The pen was on the levy- Some of the YCC kids are in the background

From there, we loaded them into pens,  then took turns getting them out, sexing them, then putting a band on them, except for one that had already been banded. We were finished with the whole endeavor in less than two and a half hours. This was a much smaller endeavor, both scope and numbers of birds than are the scaup roundups at Red Rock Lakes NWR. There we survey thousands of ducks in 9 days of roundups. And we weigh them, measure the distance from the back of their heads to their bills and also the length of their tarsus. And, if we catch adult females, who will come back to the refuge to breed, we mark them with colored shapes on a wire through their bills. This allows us to gather information about them in successive years without having to recapture them. If you missed that story, click the link above. 


Me hauling a goose from the pen to the banders

Biologist, Ray helping a YCC girl band her goose. 


Murray is our other biologist - he's also helping with the band

Me getting my goose in place to be sexed

Sexing the goose- I had a male

Getting help with the banding

One of the interesting things I learned is that Moosehorn actually brought Canada geese to the refuge many years ago. In the central flyway, they are regarded more like weeds, than as a valued species.  But they seem to only be here in small numbers, even though they and wood ducks seem to be the most numerous breeders of our water birds. 

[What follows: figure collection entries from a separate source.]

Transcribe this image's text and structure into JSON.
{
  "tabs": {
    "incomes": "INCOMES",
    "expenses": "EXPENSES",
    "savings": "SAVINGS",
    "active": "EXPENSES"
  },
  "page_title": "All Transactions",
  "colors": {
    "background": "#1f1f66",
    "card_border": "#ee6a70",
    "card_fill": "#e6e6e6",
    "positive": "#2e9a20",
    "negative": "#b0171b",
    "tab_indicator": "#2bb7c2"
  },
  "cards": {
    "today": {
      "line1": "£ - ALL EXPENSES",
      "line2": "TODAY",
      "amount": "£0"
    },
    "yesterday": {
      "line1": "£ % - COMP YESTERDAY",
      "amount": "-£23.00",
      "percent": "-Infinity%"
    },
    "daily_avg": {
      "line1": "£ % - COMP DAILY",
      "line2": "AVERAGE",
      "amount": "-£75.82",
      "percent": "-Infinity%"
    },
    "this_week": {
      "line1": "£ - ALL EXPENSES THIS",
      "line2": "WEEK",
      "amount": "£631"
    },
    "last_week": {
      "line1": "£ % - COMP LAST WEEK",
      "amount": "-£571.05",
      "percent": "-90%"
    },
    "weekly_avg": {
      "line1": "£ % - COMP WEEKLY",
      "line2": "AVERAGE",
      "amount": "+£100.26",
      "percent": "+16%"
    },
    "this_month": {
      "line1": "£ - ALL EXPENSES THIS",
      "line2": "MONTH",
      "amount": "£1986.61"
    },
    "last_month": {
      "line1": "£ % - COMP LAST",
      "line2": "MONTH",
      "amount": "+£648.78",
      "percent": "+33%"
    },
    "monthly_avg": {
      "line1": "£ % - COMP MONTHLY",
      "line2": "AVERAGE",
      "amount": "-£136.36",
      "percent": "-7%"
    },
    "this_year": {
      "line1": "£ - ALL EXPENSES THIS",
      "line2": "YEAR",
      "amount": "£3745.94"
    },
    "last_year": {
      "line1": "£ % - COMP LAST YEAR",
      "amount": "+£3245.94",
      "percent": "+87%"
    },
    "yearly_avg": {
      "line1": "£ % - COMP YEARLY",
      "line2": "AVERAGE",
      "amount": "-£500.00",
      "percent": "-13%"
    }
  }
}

And since everybody gave me pictures of me, I even look like I stared in the roundup. But I actually only helped keep the geese in the middle of the lake and herded into the pen, then helped remove them from the pens and give them to the YCC kids except for the two I banded with help. 


The end of a few hours of fun - we released the geese all at once - since this was the last one, I just held it until we dumped the rest out of the pens.